Nedense çark ederek; “Yok rüşvet istemediler, yanıma gelip okul yapmamı istediler, geliş görüntülerini savcılığa verdim..”
Neden bunları söylüyor. Neden olacak Sinan Aygünlüğünden.. Eskişehir yolu için Flamingo yolu dendi. İlgisi yok, bilinen Flamingo yolu burjuvasi varsıllığınin yansımasıdır ve kim ne derse desin asaleti vardır. Bu nedenle Eskişehir yolunu ben, sonradan olma görgüsüz ve ilkel burjuvazinin, doğrusu yeşil ve ırkçı sermayenin “Kap, yap ve sat” disiplini içindeki sermaye tapınakları yolu olarak betimlerim.. Bu yol sürekli Sinan Aygün, Zafer Çağlayan ve Melih Gökçek birlikteliği-dayanışmasıyla anıldı..
Hakkını yememek için öncesi bir Sinan Aygün karizması olduğunu belirtmem gerek. Kimse yadsıyamaz protest bir siyasi lider profili çizdiğini….
Öyle ki; beklenmedik AKP iktidarıyla doğan merkezdeki siyaset boşluğunu doldurmaya oynuyordu. Bayağı da iyi oynuyordu ve muhafazakâr, liberal ve sosyal demokrat söylemlerle regüle edilmiş protest söylemleriyle beğeni boyutunda dikkat çekiyordu. Buradaki momentumu, Ankara Ticaret Odası (ATO)’ndaki etkinliği ve vazgeçilmezliği idi. Çizgisel momentumu CHP’yi de etkilemiş olacak ki, CHP’den Kılıçdaroğlu tarafından milletvekili yapıldı. (2011).
Sinan Aygün kendi yarattığı karizmatik duruşunu yönetemedi.

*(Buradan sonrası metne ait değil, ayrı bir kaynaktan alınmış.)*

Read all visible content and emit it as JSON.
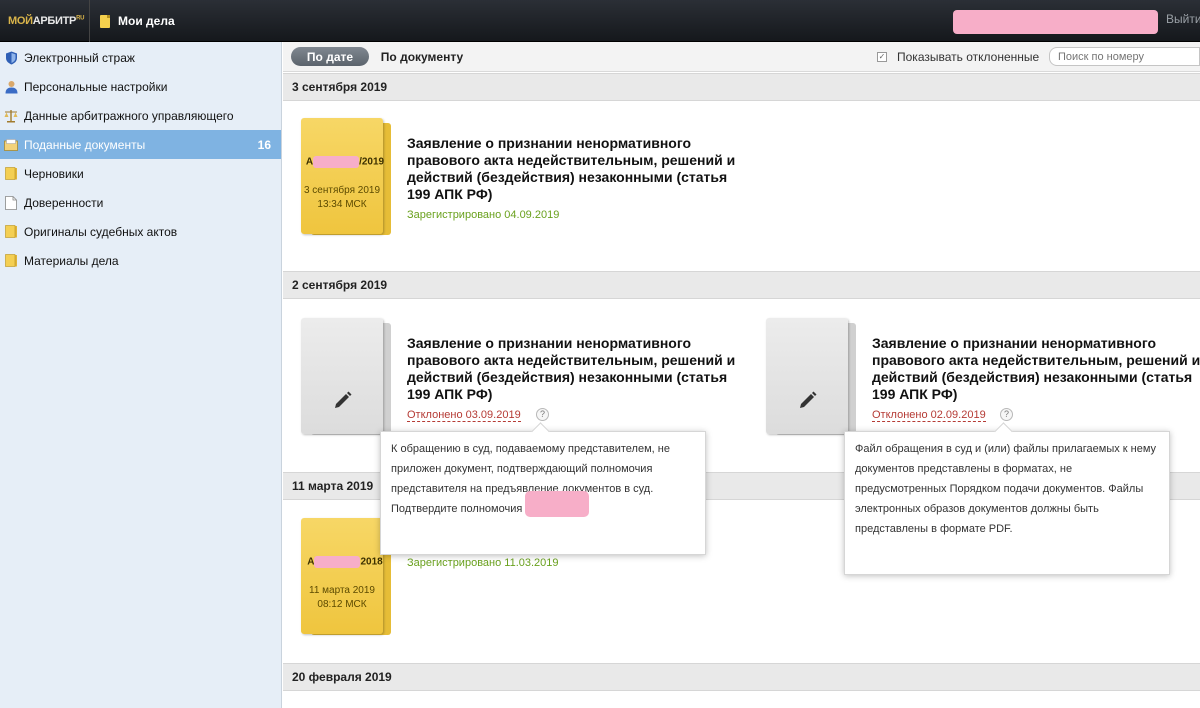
{
  "topbar": {
    "logo_a": "МОЙ",
    "logo_b": "АРБИТР",
    "logo_sup": "RU",
    "cases_label": "Мои дела",
    "logout_label": "Выйти"
  },
  "sidebar": {
    "items": [
      {
        "label": "Электронный страж",
        "icon": "shield-icon"
      },
      {
        "label": "Персональные настройки",
        "icon": "person-icon"
      },
      {
        "label": "Данные арбитражного управляющего",
        "icon": "scales-icon"
      },
      {
        "label": "Поданные документы",
        "icon": "inbox-icon",
        "count": "16",
        "active": true
      },
      {
        "label": "Черновики",
        "icon": "folder-icon"
      },
      {
        "label": "Доверенности",
        "icon": "document-icon"
      },
      {
        "label": "Оригиналы судебных актов",
        "icon": "folder-icon"
      },
      {
        "label": "Материалы дела",
        "icon": "folder-icon"
      }
    ]
  },
  "toolbar": {
    "by_date": "По дате",
    "by_document": "По документу",
    "show_rejected_label": "Показывать отклоненные",
    "show_rejected_checked": true,
    "search_placeholder": "Поиск по номеру"
  },
  "groups": [
    {
      "date": "3 сентября 2019"
    },
    {
      "date": "2 сентября 2019"
    },
    {
      "date": "11 марта 2019"
    },
    {
      "date": "20 февраля 2019"
    }
  ],
  "cards": [
    {
      "title": "Заявление о признании ненормативного правового акта недействительным, решений и действий (бездействия) незаконными (статья 199 АПК РФ)",
      "folder_prefix": "А",
      "folder_suffix": "/2019",
      "folder_date": "3 сентября 2019",
      "folder_time": "13:34 МСК",
      "status": "Зарегистрировано 04.09.2019"
    },
    {
      "title": "Заявление о признании ненормативного правового акта недействительным, решений и действий (бездействия) незаконными (статья 199 АПК РФ)",
      "status": "Отклонено 03.09.2019",
      "help": "?"
    },
    {
      "title": "Заявление о признании ненормативного правового акта недействительным, решений и действий (бездействия) незаконными (статья 199 АПК РФ)",
      "status": "Отклонено 02.09.2019",
      "help": "?"
    },
    {
      "folder_prefix": "А",
      "folder_suffix": "2018",
      "folder_date": "11 марта 2019",
      "folder_time": "08:12 МСК",
      "status": "Зарегистрировано 11.03.2019"
    }
  ],
  "tooltips": {
    "reason_1": "К обращению в суд, подаваемому представителем, не приложен документ, подтверждающий полномочия представителя на предъявление документов в суд. Подтвердите полномочия",
    "reason_2": "Файл обращения в суд и (или) файлы прилагаемых к нему документов представлены в форматах, не предусмотренных Порядком подачи документов. Файлы электронных образов документов должны быть представлены в формате PDF."
  },
  "colors": {
    "sidebar_bg": "#e6eef7",
    "active_item": "#7fb3e2",
    "status_ok": "#6aa11e",
    "status_rejected": "#b53b35",
    "folder_yellow": "#f2cb4a"
  }
}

AKP saldırısı yaşadı; evindeki kasadan milyon dolarlar çıktığı medyaya yansıdı ve Ergenekon davası nedeniyle 2008’de tutuklandı . 3 gün sonra salınması kafalarda soru işaretleri yarattı. Karizmatik profili çizilir olmuştu, korku imparatorluğu karşısında dik durması için gerekli ‘arka bahçenin temizliği ile oluşan’ yürekliliği gösteremedi ve sığınacak liman aradı, o liman da CHP idi.
CHP her zamanki gibi merkez sağa yaklaşan politik yanlışlarını Sinan Aygün ile bir kez daha tekrar etti, aynen Mehmet Haberal da olduğu gibi.. Ve ne zaman ki, çizgisel momentumunu bozarak, dönme hareketi sonrası oluşturduğu açısal momentumla; Melih Gökçek ve Zafer Çağlayanlı rantsal duruşun yarattığı sermaye tapınaklı Falamengo yoluna girdi, Sinan da krize girdi.. Elbet Bülent Kuşuğlu’nun gizemli öncülüğüyle kendini gösteren CHP merkez politikaları da güme gitti..
Babası Necip Akkoyunlu, meslekdaşım ve iyi ve dürüst bir inşaat mühendisi büyüğümüz idi.. 2001-2 arası İnşaat Mühendisler Odası Genel Sekreteri iken zaman-zaman bana uğrar sohbet ederdik, Akkoyunlular ile ilgili kitabını getirdi bir gün. Soy adını değiştirmiş Aygün’e Akkoyunlu eklemişti.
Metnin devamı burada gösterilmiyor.